By mastery I don't mean his technical knowledge of the facts. What I mean is that Taylor is clearly the master. It is his subject. He is the daddy.
He is expressing an analysis of the inter-war years that is at variance with just about everyone who went before him. It is radical, and even dangerous. It would have seen him imprisoned in 1950's West Germany and far worse in the Soviet Union or its satellites. He spreads the blame amongst all the participants, with the French emerging particularly badly. Hitler, in foreign affairs, is shown to be just another German, in a post-Bismarck line stretching to Stresemann.
And he is creating this largely from wholecloth. There are hardly any footnotes and references: probably a dozen in the first hundred pages (I don't have my copy here). What footnotes there are are cite primary sources (minutes of meetings, telegrams etc.), and not other textbooks. One reference (in the main body text) to Trevor-Roper and Bullock is little more than a disinterested slap-down. To me, this lack of footnotes says several things:
- Taylor is writing something that nobody has adequately stated before. There is nobody to cite in support.
- He doesn't suffer from the urgent desire to prove his learned nature with seven or eight references per page to his wide reading. He cares more about clarity.
- Taylor really doesn't feel he has to show that he is in agreement with others. He is right, and he knows it.
These attitudes shine through in the generality of the text.

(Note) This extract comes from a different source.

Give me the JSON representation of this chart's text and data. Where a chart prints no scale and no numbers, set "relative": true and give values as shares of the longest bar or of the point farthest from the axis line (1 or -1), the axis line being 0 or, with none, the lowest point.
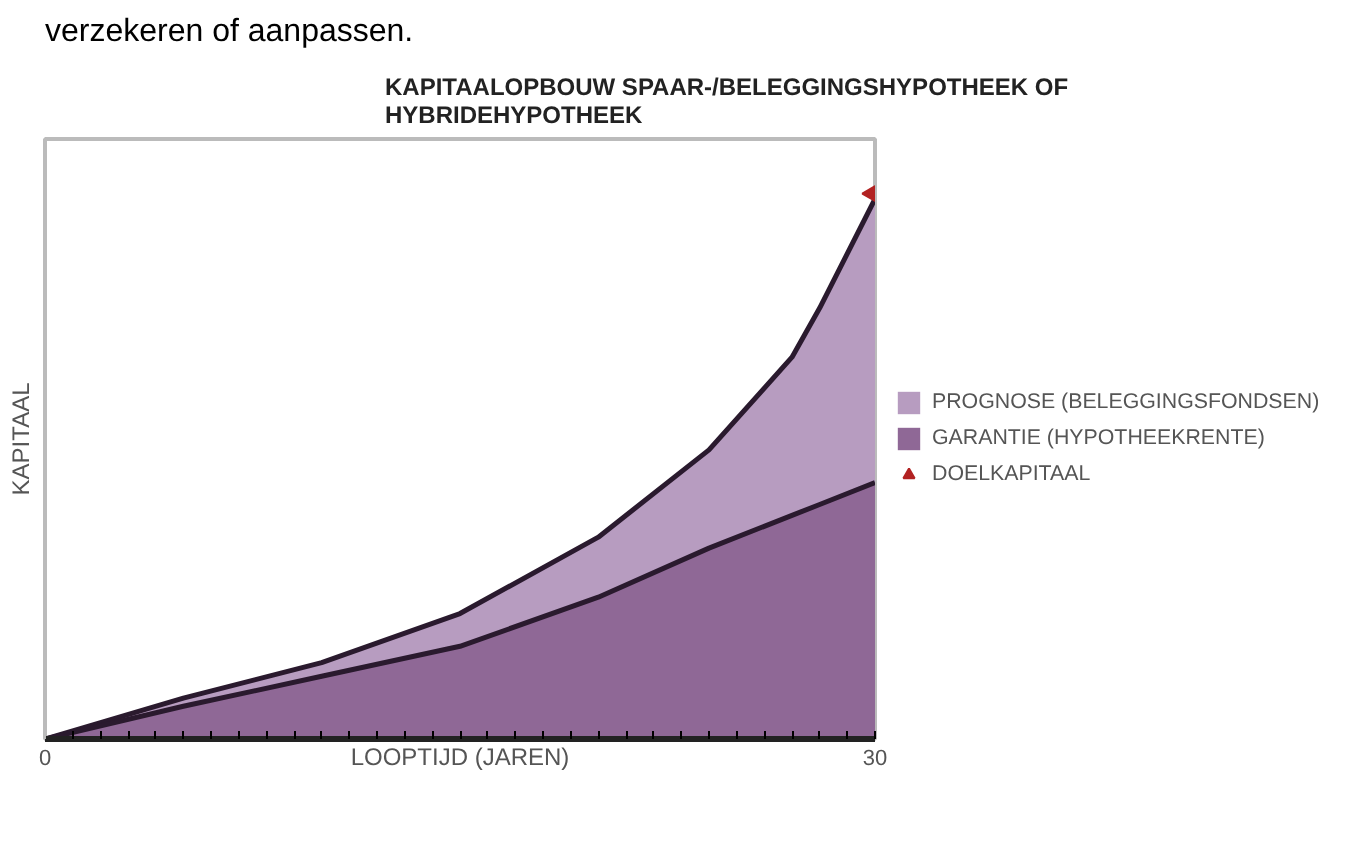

It's wonderful writing: footsure and confident. He expresses his opinion, he tells you why he is right, and he moves on. Best of all, he hasn't been infected with the French disease of tortured, post-modernist language that would begin to arrive within about fifteen years. Depressingly few academic (as opposed to popular) historians today would have the confidence (even, perhaps, the ability) to write the same sort of study without writing in Academish: a twisted form of English that demonstrates just how erudite the writer his through the use of horribly broken lanugage that would restrict me to calling it "problematic". I can't help but think that Levi-Strauss planned it that way: "you Eeenglish ruined our beaches een 1944, and now we will ruin ze Eeenglish language".